The schemes will be located on public land and government will then hand them over to legally recognised small holder irrigation farmers’ groups, preferably cooperatives or associations.
But government will not totally separate itself from the activities in the schemes. Apart from providing agricultural advisors, government will also explore ways of securing credit for farmers through the establishment and growth of savings and credit cooperatives and village banks.
The Civil Society Agricultural Network (Cisanet) says the green belt project could be a lasting support for Malawi’s fragile economy.
However, Cisanet is worried about marketing. The agricultural boom of the past four years has exposed problems for farmers seeking markets for their produce. Although government has set the prices at which traders should buy farm produce, crops such as tobacco, maize and cotton have failed on the market, leading to some farmers to decide not to grow the crops this season.
Speaking in an interview with IPS after Mutharika was awarded the 2009 Driver of Change Award, Professor Richard Mkandawire, head of agriculture at the New Partnership for Africa Development, said where subsidies have been applied for small scale farmers, the farmers have not had adequate access to markets.
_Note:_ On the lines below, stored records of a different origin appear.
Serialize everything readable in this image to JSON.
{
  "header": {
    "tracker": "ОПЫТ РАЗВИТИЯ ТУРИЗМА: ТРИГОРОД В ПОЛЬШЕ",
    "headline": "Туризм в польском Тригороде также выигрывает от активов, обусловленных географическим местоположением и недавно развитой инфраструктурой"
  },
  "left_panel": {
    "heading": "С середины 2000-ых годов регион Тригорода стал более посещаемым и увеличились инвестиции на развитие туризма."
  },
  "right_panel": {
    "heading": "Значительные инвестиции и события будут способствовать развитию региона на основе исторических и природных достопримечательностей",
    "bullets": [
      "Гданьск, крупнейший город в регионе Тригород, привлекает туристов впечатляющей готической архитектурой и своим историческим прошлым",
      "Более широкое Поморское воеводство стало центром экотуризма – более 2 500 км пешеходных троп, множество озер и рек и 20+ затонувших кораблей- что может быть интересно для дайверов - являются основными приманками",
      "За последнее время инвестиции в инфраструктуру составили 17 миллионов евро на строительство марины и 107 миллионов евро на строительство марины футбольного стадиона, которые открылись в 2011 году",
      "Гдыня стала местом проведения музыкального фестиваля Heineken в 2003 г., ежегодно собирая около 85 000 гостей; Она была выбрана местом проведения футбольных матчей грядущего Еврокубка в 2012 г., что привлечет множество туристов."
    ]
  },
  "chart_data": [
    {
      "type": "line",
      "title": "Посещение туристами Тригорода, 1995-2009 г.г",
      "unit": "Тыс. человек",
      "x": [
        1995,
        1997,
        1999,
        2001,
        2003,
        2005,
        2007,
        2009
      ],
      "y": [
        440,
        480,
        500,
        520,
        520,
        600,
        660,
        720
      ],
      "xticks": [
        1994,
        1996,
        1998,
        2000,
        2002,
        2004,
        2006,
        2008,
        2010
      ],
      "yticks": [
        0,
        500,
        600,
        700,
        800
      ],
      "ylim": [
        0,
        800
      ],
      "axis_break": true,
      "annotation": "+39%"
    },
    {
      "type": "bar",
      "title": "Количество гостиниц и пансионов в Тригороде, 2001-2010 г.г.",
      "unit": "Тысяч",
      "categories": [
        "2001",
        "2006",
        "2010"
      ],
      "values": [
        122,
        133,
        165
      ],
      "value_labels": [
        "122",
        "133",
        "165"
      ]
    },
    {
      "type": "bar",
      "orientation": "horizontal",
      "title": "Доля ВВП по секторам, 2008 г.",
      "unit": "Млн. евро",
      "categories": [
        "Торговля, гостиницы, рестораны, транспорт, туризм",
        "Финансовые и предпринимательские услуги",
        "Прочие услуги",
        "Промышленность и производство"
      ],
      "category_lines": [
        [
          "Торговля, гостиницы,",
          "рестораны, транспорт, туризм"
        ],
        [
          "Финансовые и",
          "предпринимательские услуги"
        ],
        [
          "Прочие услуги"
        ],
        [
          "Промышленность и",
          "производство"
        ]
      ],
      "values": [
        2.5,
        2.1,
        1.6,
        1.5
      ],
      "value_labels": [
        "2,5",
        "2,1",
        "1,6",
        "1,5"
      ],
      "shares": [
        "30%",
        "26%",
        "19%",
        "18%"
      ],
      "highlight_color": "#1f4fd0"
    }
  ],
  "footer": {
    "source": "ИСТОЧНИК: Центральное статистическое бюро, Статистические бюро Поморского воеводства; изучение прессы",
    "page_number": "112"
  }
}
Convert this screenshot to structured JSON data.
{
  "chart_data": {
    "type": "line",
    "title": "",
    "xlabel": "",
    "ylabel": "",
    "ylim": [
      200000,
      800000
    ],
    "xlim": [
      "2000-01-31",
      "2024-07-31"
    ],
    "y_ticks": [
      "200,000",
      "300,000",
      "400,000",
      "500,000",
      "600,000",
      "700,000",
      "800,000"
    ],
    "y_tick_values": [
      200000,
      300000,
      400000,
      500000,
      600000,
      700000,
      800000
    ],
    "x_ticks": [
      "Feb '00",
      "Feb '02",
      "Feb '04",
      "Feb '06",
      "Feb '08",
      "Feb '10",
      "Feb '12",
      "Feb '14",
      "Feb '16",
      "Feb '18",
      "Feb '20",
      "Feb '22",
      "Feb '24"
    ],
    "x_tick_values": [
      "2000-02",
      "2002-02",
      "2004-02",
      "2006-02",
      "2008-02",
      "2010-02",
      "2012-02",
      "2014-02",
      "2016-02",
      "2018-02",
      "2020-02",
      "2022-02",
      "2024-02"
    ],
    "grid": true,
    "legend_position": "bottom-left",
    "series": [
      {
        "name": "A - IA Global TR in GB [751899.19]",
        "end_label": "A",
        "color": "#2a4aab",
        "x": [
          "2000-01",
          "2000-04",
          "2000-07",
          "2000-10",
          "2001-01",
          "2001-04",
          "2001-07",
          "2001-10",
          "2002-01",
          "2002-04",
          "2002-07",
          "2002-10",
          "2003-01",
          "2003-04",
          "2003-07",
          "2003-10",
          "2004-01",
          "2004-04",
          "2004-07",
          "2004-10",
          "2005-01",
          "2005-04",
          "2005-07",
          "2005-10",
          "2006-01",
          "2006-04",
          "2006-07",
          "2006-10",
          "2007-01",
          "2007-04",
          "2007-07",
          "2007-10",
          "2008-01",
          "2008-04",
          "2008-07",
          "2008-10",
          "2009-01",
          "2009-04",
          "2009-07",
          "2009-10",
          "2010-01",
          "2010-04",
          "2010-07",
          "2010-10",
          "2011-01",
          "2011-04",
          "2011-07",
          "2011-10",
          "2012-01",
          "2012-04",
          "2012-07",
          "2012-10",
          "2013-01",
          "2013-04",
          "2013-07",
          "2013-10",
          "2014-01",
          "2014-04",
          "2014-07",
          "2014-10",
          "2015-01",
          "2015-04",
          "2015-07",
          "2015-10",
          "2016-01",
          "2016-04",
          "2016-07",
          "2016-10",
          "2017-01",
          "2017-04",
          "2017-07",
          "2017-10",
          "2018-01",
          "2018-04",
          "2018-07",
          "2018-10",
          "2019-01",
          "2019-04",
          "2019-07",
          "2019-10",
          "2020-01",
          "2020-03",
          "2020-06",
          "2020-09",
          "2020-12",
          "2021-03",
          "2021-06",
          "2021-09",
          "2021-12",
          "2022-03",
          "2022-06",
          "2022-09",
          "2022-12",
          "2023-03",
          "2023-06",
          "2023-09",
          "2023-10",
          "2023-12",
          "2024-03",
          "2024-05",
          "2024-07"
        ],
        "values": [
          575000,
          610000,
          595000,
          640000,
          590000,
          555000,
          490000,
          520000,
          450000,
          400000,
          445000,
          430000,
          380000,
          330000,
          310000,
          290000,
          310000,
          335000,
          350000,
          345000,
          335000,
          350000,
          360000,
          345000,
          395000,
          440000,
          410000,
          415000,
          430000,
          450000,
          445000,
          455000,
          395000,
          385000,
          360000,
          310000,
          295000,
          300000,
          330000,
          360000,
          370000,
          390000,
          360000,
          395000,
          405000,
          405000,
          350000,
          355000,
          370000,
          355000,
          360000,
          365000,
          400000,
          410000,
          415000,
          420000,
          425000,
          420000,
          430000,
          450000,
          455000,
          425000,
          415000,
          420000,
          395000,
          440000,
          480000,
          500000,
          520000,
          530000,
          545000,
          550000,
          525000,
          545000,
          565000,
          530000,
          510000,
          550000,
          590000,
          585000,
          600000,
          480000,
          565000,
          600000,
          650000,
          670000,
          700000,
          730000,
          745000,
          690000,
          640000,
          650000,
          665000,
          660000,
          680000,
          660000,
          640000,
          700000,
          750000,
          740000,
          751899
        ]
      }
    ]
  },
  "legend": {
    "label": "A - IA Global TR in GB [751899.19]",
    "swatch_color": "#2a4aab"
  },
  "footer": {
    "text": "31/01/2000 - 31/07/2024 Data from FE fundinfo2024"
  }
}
Bumper harvests have not led in a straight line to reducing poverty.
Mkandawire cautioned African governments over “the dangers of romanticizing the role of small holder farmers in their quest to end poverty and hunger reduction.”
“Fertiliser and seed subsidies that have over the years been extended to small scale farmers have failed to take them into a market economy. Rather, the subsidies have simply cushioned their poverty. There is a clear danger of simply patronising poverty instead of reducing it,” he said.
Mauwa admits Malawi struggles with markets but she says the construction of the green belt programme has taken on board economic experts from the private sector and from the departments of transport and trade to develop a relevant plan.
On the other hand, the department of irrigation will be providing farmers with training in how to effectively negotiate better prices for agricultural commodities.
The ministry will also encourage larger estate farms to assume a coordinating role in storage, processing and marketing of farm produce.